The Chicken Song was originally called The Holiday Song. The genius is in the lyrics. If Rob Grant and Doug Naylor really did write it in four minutes, then hats off. I don’t think the music took very long. It just had to be annoying. It’s pretty repetitive so I put in lots of key changes, which made it more complicated to record than it sounds.
Dave Lee Travis refused to play it on Radio 1 because it was keeping Sledgehammer by Peter Gabriel and Addicted to Love by Robert Palmer off No 1. John Deacon from Queen said to me: “Don’t knock having a No 1.” I doubt I’ll have another one. I’ll probably have “Known for The Chicken Song” carved on my gravestone.
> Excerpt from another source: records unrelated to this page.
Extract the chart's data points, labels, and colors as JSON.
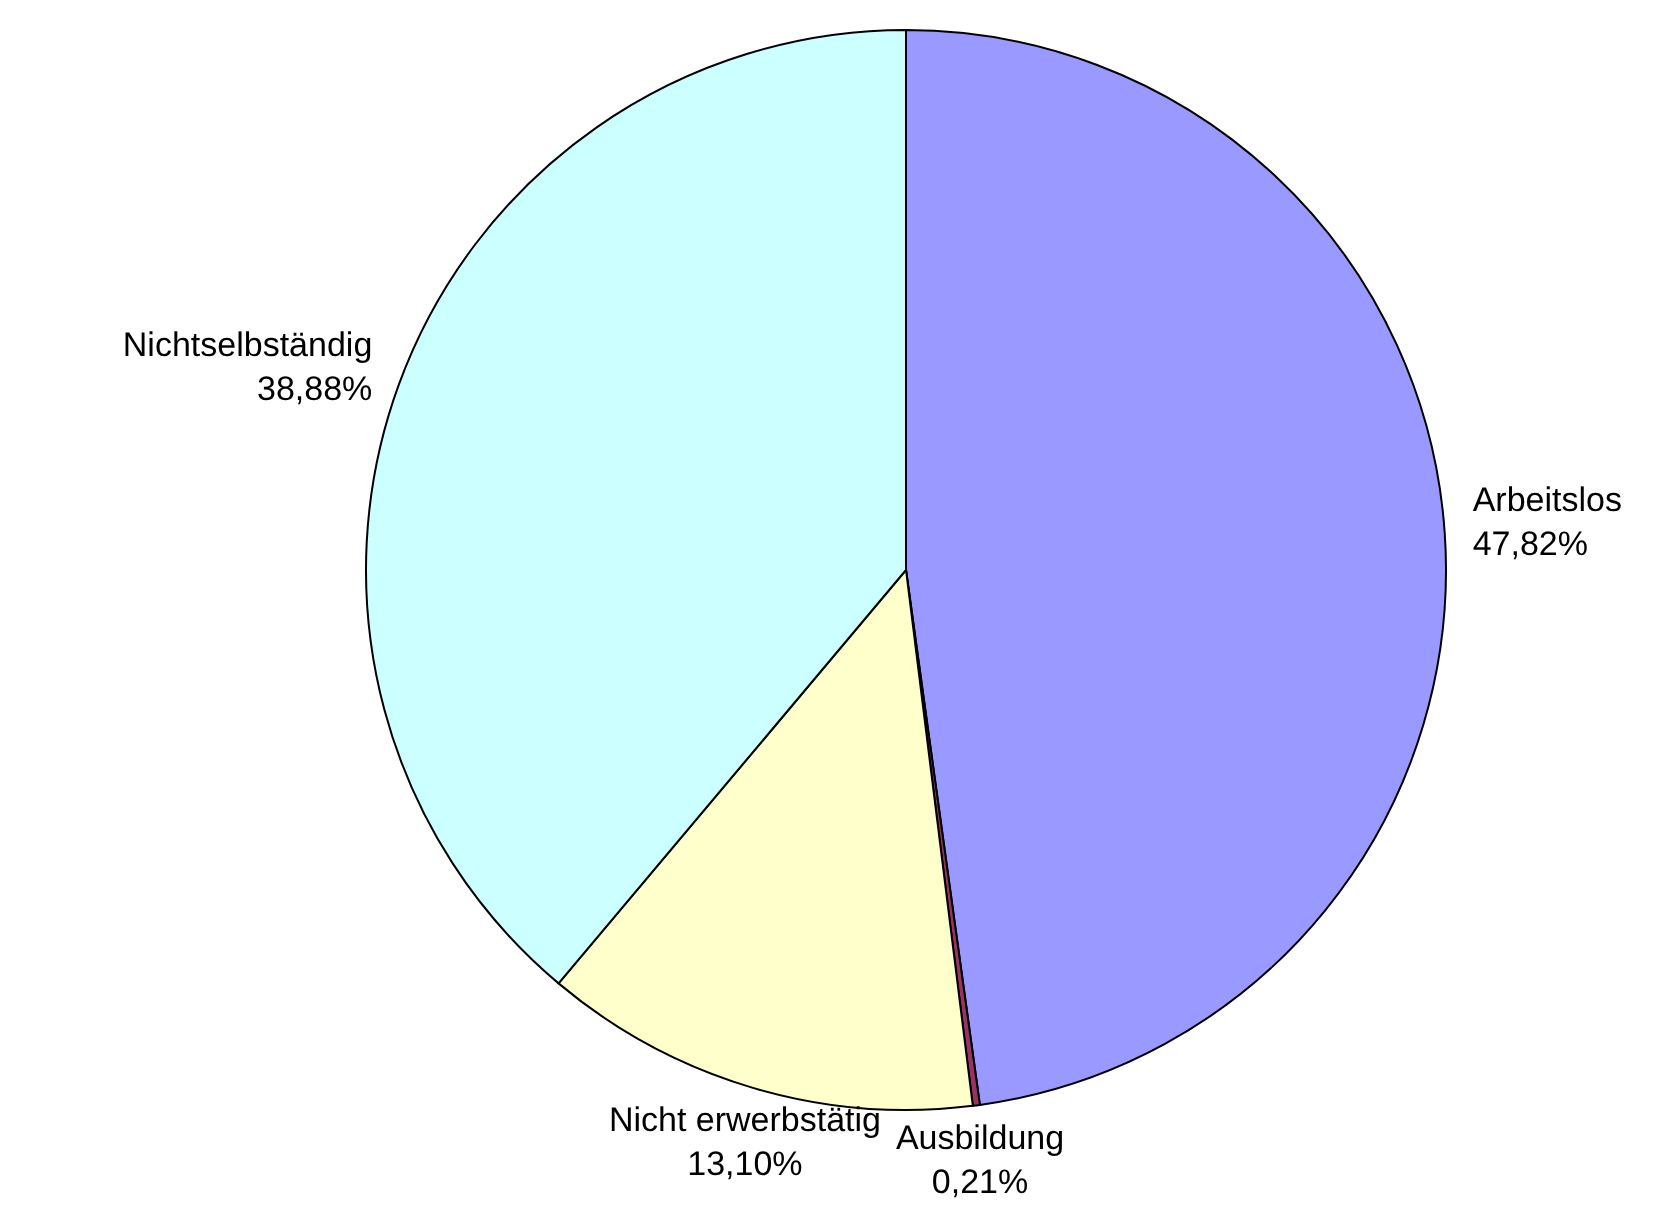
{
  "chart_data": {
    "type": "pie",
    "categories": [
      "Arbeitslos",
      "Ausbildung",
      "Nicht erwerbstätig",
      "Nichtselbständig"
    ],
    "values": [
      47.82,
      0.21,
      13.1,
      38.88
    ],
    "value_labels": [
      "47,82%",
      "0,21%",
      "13,10%",
      "38,88%"
    ],
    "colors": [
      "#9999ff",
      "#993366",
      "#ffffcc",
      "#ccffff"
    ],
    "legend": false
  }
}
Doug Naylor, co-writer, lyrics
Rob Grant and I had been brought in as head writers and script editors for the second series of Spitting Image. The press had battered the first series, so we were given carte blanche to change the format. We dropped lots and tried to make it more topical.
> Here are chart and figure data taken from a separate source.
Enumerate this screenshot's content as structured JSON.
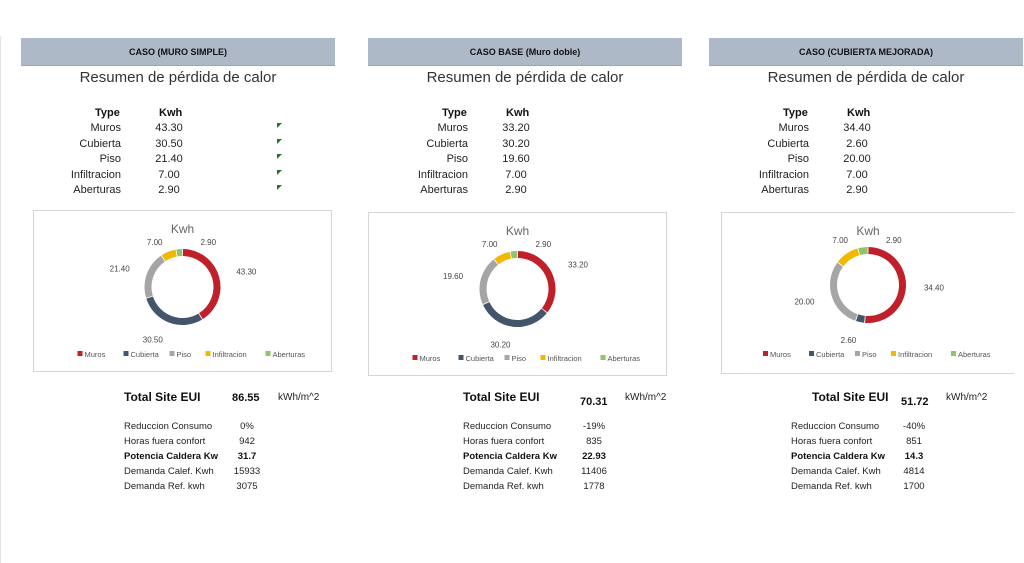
{
  "table_headers": {
    "type": "Type",
    "kwh": "Kwh"
  },
  "categories": [
    "Muros",
    "Cubierta",
    "Piso",
    "Infiltracion",
    "Aberturas"
  ],
  "colors": {
    "Muros": "#c0202a",
    "Cubierta": "#44546a",
    "Piso": "#a5a5a5",
    "Infiltracion": "#f2b800",
    "Aberturas": "#8fc46a"
  },
  "eui_label": "Total Site EUI",
  "eui_unit": "kWh/m^2",
  "metric_labels": [
    "Reduccion Consumo",
    "Horas fuera confort",
    "Potencia Caldera Kw",
    "Demanda Calef. Kwh",
    "Demanda Ref. kwh"
  ],
  "panels": [
    {
      "header": "CASO (MURO SIMPLE)",
      "subtitle": "Resumen de pérdida de calor",
      "rows": [
        {
          "label": "Muros",
          "value": "43.30"
        },
        {
          "label": "Cubierta",
          "value": "30.50"
        },
        {
          "label": "Piso",
          "value": "21.40"
        },
        {
          "label": "Infiltracion",
          "value": "7.00"
        },
        {
          "label": "Aberturas",
          "value": "2.90"
        }
      ],
      "eui_value": "86.55",
      "metrics": [
        "0%",
        "942",
        "31.7",
        "15933",
        "3075"
      ]
    },
    {
      "header": "CASO BASE (Muro doble)",
      "subtitle": "Resumen de pérdida de calor",
      "rows": [
        {
          "label": "Muros",
          "value": "33.20"
        },
        {
          "label": "Cubierta",
          "value": "30.20"
        },
        {
          "label": "Piso",
          "value": "19.60"
        },
        {
          "label": "Infiltracion",
          "value": "7.00"
        },
        {
          "label": "Aberturas",
          "value": "2.90"
        }
      ],
      "eui_value": "70.31",
      "metrics": [
        "-19%",
        "835",
        "22.93",
        "11406",
        "1778"
      ]
    },
    {
      "header": "CASO (CUBIERTA MEJORADA)",
      "subtitle": "Resumen de pérdida de calor",
      "rows": [
        {
          "label": "Muros",
          "value": "34.40"
        },
        {
          "label": "Cubierta",
          "value": "2.60"
        },
        {
          "label": "Piso",
          "value": "20.00"
        },
        {
          "label": "Infiltracion",
          "value": "7.00"
        },
        {
          "label": "Aberturas",
          "value": "2.90"
        }
      ],
      "eui_value": "51.72",
      "metrics": [
        "-40%",
        "851",
        "14.3",
        "4814",
        "1700"
      ]
    }
  ],
  "chart_data": [
    {
      "type": "pie",
      "title": "Kwh",
      "categories": [
        "Muros",
        "Cubierta",
        "Piso",
        "Infiltracion",
        "Aberturas"
      ],
      "values": [
        43.3,
        30.5,
        21.4,
        7.0,
        2.9
      ],
      "data_labels": [
        "43.30",
        "30.50",
        "21.40",
        "7.00",
        "2.90"
      ],
      "legend": "bottom"
    },
    {
      "type": "pie",
      "title": "Kwh",
      "categories": [
        "Muros",
        "Cubierta",
        "Piso",
        "Infiltracion",
        "Aberturas"
      ],
      "values": [
        33.2,
        30.2,
        19.6,
        7.0,
        2.9
      ],
      "data_labels": [
        "33.20",
        "30.20",
        "19.60",
        "7.00",
        "2.90"
      ],
      "legend": "bottom"
    },
    {
      "type": "pie",
      "title": "Kwh",
      "categories": [
        "Muros",
        "Cubierta",
        "Piso",
        "Infiltracion",
        "Aberturas"
      ],
      "values": [
        34.4,
        2.6,
        20.0,
        7.0,
        2.9
      ],
      "data_labels": [
        "34.40",
        "2.60",
        "20.00",
        "7.00",
        "2.90"
      ],
      "legend": "bottom"
    }
  ]
}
Rob and I had written a few songs with Phil Pope. I said: “Let’s do a piss-take of Agadoo by Black Lace, one of those mindless summer hits.” We were big fans of Steve Martin so there’s a lot of influence from A Wild and Crazy Guy, the album he put out in the late 70s.
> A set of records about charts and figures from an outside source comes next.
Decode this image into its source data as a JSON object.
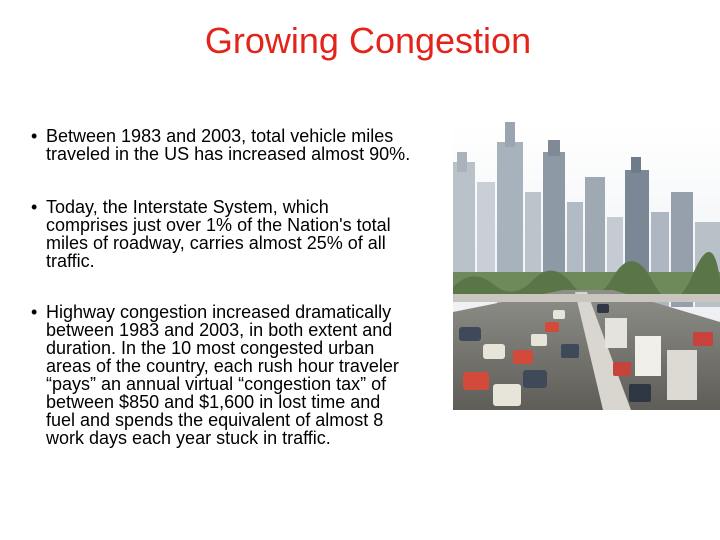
{
  "slide": {
    "title": "Growing Congestion",
    "bullet_marker": "•",
    "bullets": [
      "Between 1983 and 2003, total vehicle miles\ntraveled in the US has increased almost 90%.",
      "Today, the Interstate System, which\ncomprises just over 1% of the Nation's total\nmiles of roadway, carries almost 25% of all\ntraffic.",
      "Highway congestion increased dramatically\nbetween 1983 and 2003, in both extent and\nduration. In the 10 most congested urban\nareas of the country, each rush hour traveler\n“pays” an annual virtual “congestion tax” of\nbetween $850 and $1,600 in lost time and\nfuel and spends the equivalent of almost 8\nwork days each year stuck in traffic."
    ]
  },
  "colors": {
    "title": "#e2241b",
    "text": "#000000",
    "background": "#ffffff"
  },
  "photo": {
    "icon": "city-highway-traffic-photo"
  }
}
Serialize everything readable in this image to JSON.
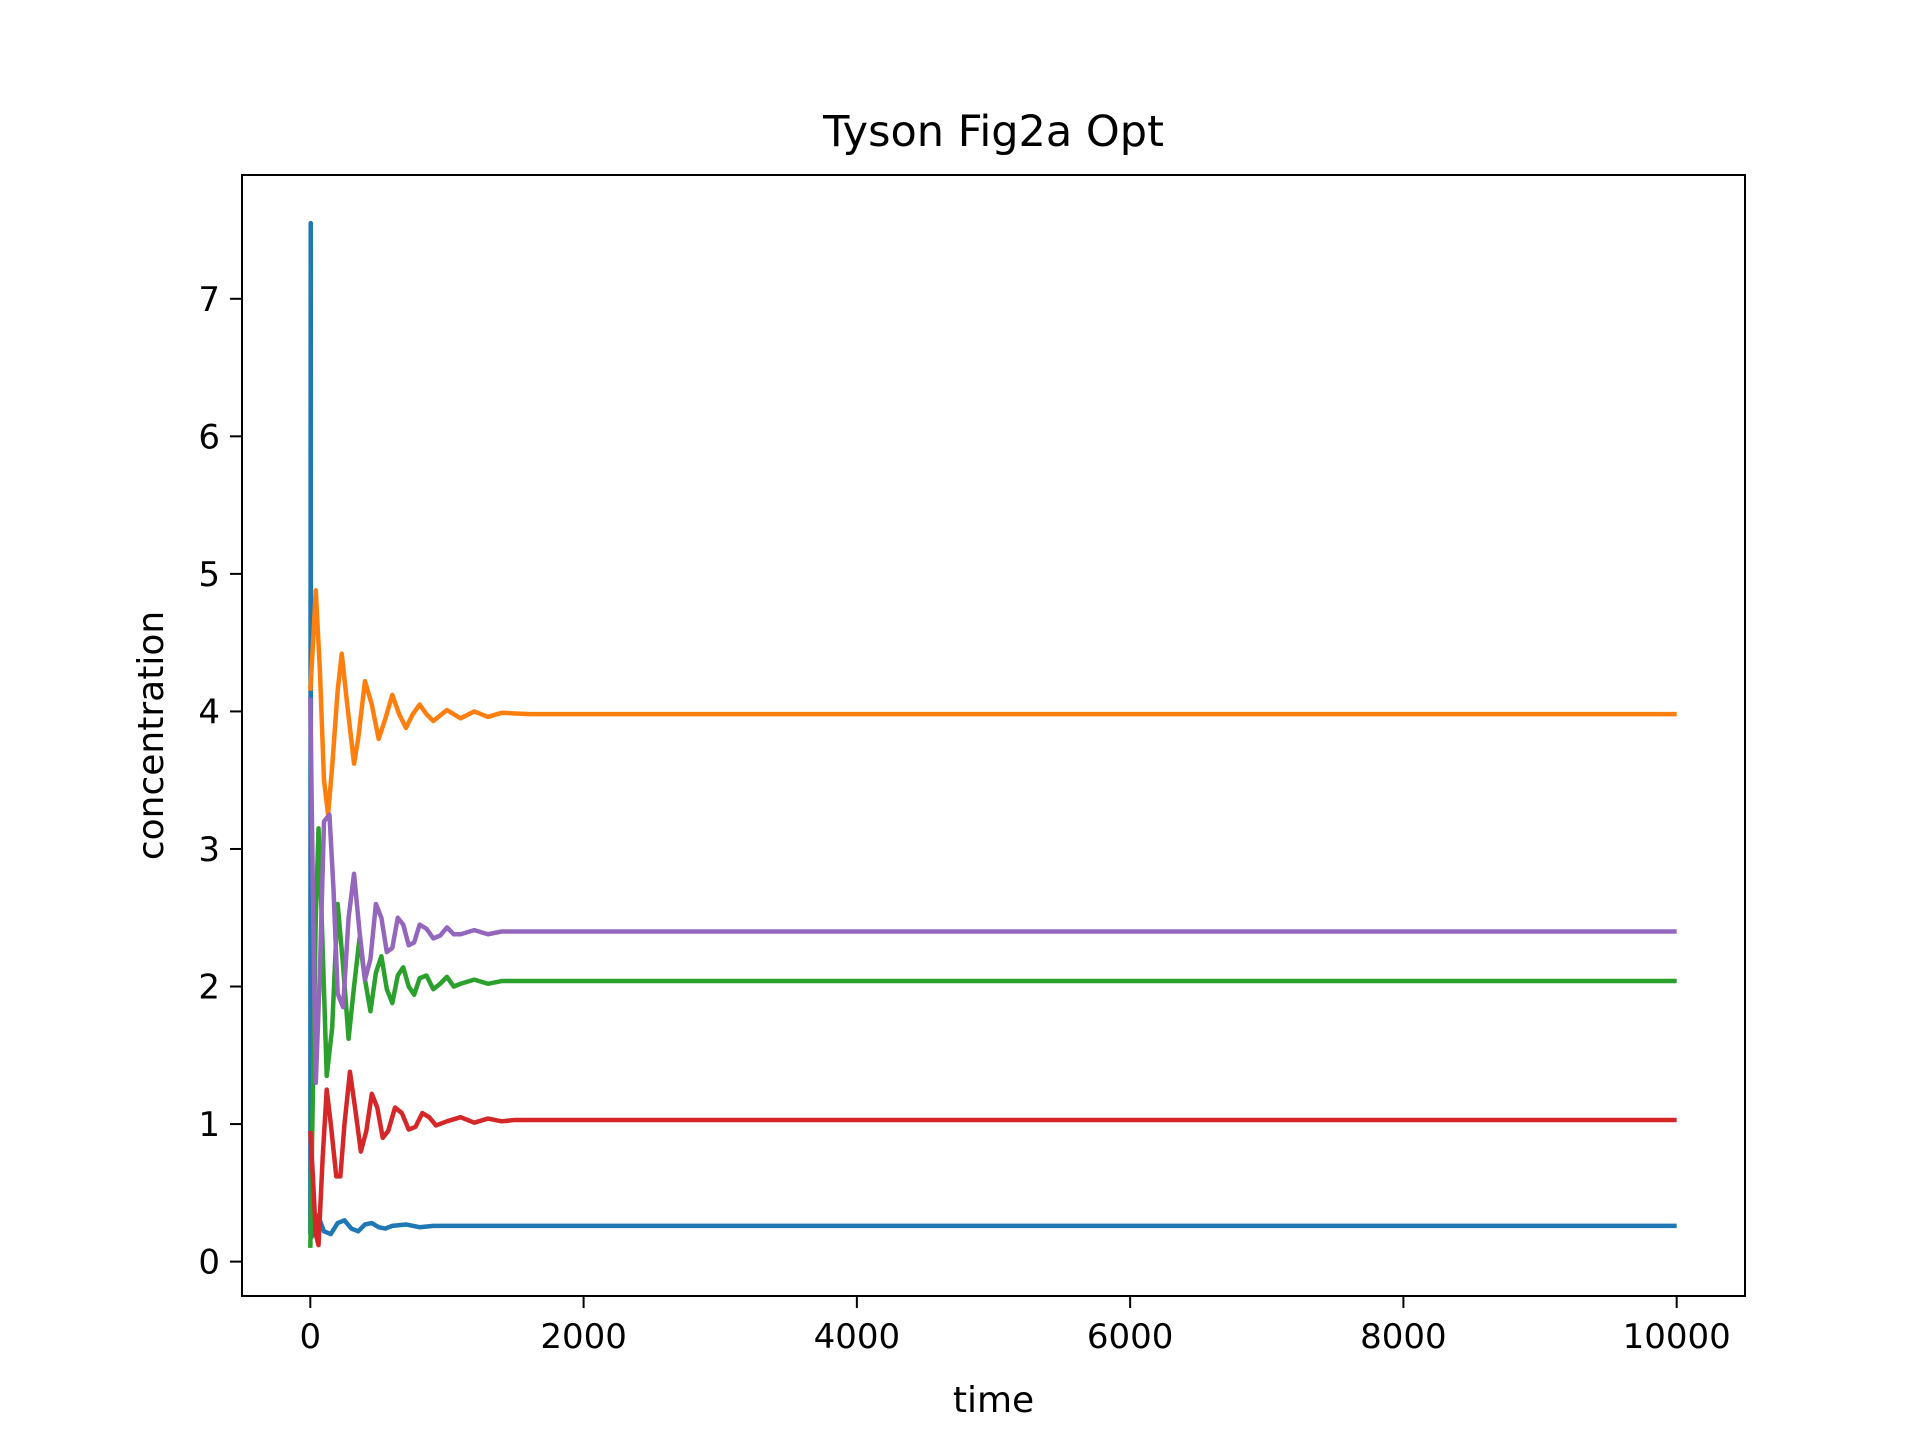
{
  "chart_data": {
    "type": "line",
    "title": "Tyson Fig2a Opt",
    "xlabel": "time",
    "ylabel": "concentration",
    "xlim": [
      -500,
      10500
    ],
    "ylim": [
      -0.25,
      7.9
    ],
    "xticks": [
      0,
      2000,
      4000,
      6000,
      8000,
      10000
    ],
    "xtick_labels": [
      "0",
      "2000",
      "4000",
      "6000",
      "8000",
      "10000"
    ],
    "yticks": [
      0,
      1,
      2,
      3,
      4,
      5,
      6,
      7
    ],
    "ytick_labels": [
      "0",
      "1",
      "2",
      "3",
      "4",
      "5",
      "6",
      "7"
    ],
    "grid": false,
    "legend": "none",
    "series": [
      {
        "color": "#1f77b4",
        "x": [
          0,
          3,
          5,
          10,
          20,
          40,
          70,
          100,
          150,
          200,
          250,
          300,
          350,
          400,
          450,
          500,
          550,
          600,
          700,
          800,
          900,
          1000,
          1200,
          1500,
          2000,
          3000,
          5000,
          7500,
          10000
        ],
        "y": [
          0.2,
          7.55,
          0.35,
          0.18,
          0.25,
          0.34,
          0.3,
          0.22,
          0.2,
          0.28,
          0.3,
          0.24,
          0.22,
          0.27,
          0.28,
          0.25,
          0.24,
          0.26,
          0.27,
          0.25,
          0.26,
          0.26,
          0.26,
          0.26,
          0.26,
          0.26,
          0.26,
          0.26,
          0.26
        ]
      },
      {
        "color": "#ff7f0e",
        "x": [
          0,
          20,
          40,
          70,
          100,
          130,
          160,
          200,
          230,
          270,
          320,
          350,
          400,
          450,
          500,
          550,
          600,
          650,
          700,
          750,
          800,
          850,
          900,
          950,
          1000,
          1100,
          1200,
          1300,
          1400,
          1600,
          2000,
          3000,
          5000,
          7500,
          10000
        ],
        "y": [
          4.15,
          4.5,
          4.88,
          4.3,
          3.5,
          3.25,
          3.6,
          4.15,
          4.42,
          4.05,
          3.62,
          3.8,
          4.22,
          4.05,
          3.8,
          3.95,
          4.12,
          3.98,
          3.88,
          3.98,
          4.05,
          3.98,
          3.93,
          3.97,
          4.01,
          3.95,
          4.0,
          3.96,
          3.99,
          3.98,
          3.98,
          3.98,
          3.98,
          3.98,
          3.98
        ]
      },
      {
        "color": "#2ca02c",
        "x": [
          0,
          15,
          40,
          60,
          80,
          120,
          160,
          200,
          240,
          280,
          320,
          360,
          400,
          440,
          480,
          520,
          560,
          600,
          640,
          680,
          720,
          760,
          800,
          850,
          900,
          950,
          1000,
          1050,
          1100,
          1200,
          1300,
          1400,
          1600,
          2000,
          3000,
          5000,
          7500,
          10000
        ],
        "y": [
          0.1,
          1.0,
          2.5,
          3.15,
          2.6,
          1.35,
          1.7,
          2.6,
          2.15,
          1.62,
          2.0,
          2.35,
          2.05,
          1.82,
          2.1,
          2.22,
          1.98,
          1.88,
          2.08,
          2.14,
          2.0,
          1.94,
          2.06,
          2.08,
          1.98,
          2.02,
          2.07,
          2.0,
          2.02,
          2.05,
          2.02,
          2.04,
          2.04,
          2.04,
          2.04,
          2.04,
          2.04,
          2.04
        ]
      },
      {
        "color": "#d62728",
        "x": [
          0,
          20,
          40,
          60,
          90,
          120,
          150,
          190,
          220,
          250,
          290,
          330,
          370,
          410,
          450,
          490,
          530,
          570,
          620,
          670,
          720,
          770,
          820,
          870,
          920,
          1000,
          1100,
          1200,
          1300,
          1400,
          1500,
          1600,
          2000,
          3000,
          5000,
          7500,
          10000
        ],
        "y": [
          0.95,
          0.6,
          0.2,
          0.12,
          0.75,
          1.25,
          1.0,
          0.62,
          0.62,
          1.0,
          1.38,
          1.1,
          0.8,
          0.95,
          1.22,
          1.12,
          0.9,
          0.95,
          1.12,
          1.08,
          0.96,
          0.98,
          1.08,
          1.05,
          0.99,
          1.02,
          1.05,
          1.01,
          1.04,
          1.02,
          1.03,
          1.03,
          1.03,
          1.03,
          1.03,
          1.03,
          1.03
        ]
      },
      {
        "color": "#9467bd",
        "x": [
          0,
          20,
          40,
          70,
          100,
          140,
          170,
          200,
          240,
          280,
          320,
          360,
          400,
          440,
          480,
          520,
          560,
          600,
          640,
          680,
          720,
          760,
          800,
          850,
          900,
          950,
          1000,
          1050,
          1100,
          1200,
          1300,
          1400,
          1600,
          2000,
          3000,
          5000,
          7500,
          10000
        ],
        "y": [
          4.1,
          2.6,
          1.3,
          2.1,
          3.2,
          3.25,
          2.7,
          1.95,
          1.85,
          2.5,
          2.82,
          2.4,
          2.05,
          2.2,
          2.6,
          2.5,
          2.25,
          2.28,
          2.5,
          2.45,
          2.3,
          2.32,
          2.45,
          2.42,
          2.35,
          2.37,
          2.43,
          2.38,
          2.38,
          2.41,
          2.38,
          2.4,
          2.4,
          2.4,
          2.4,
          2.4,
          2.4,
          2.4
        ]
      }
    ]
  }
}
Rob said: “Hold a chicken in the air?” and I went: “Stick a deckchair up your nose?” We wrote alternate lines and finished it in four minutes. Ian Hislop and his writing partner Nick Newman would come in on Fridays to write topical stuff for that weekend’s show. We went: “We’ve just written a No 1 hit.” They said: “Oh yeah?” We said: “All Phil Pope has to do is write a really annoying piece of music and it’s guaranteed.” When the music came through a couple of weeks later, I was really disappointed. I said to Rob: “I don’t think Phil has made it annoying enough.” But by the time I was driving home, I couldn’t get the bloody music out of my head.
It got to No 1 and stayed there for three weeks. The puppets performed on Top of the Pops. Rob and I went along as producers, which was a huge thrill. I’m sure the proper musos were pretty pissed off. Billy Ocean complained that the puppets were putting him off by dancing along to his song.
Of course, people say it was throwaway but really The Chicken Song was a post-postmodern parody celebrating the media manipulation of a largely unsuspecting public in contrast to the bitter postmodern cynicism of the Thatcher years. You’d be surprised how many people miss that.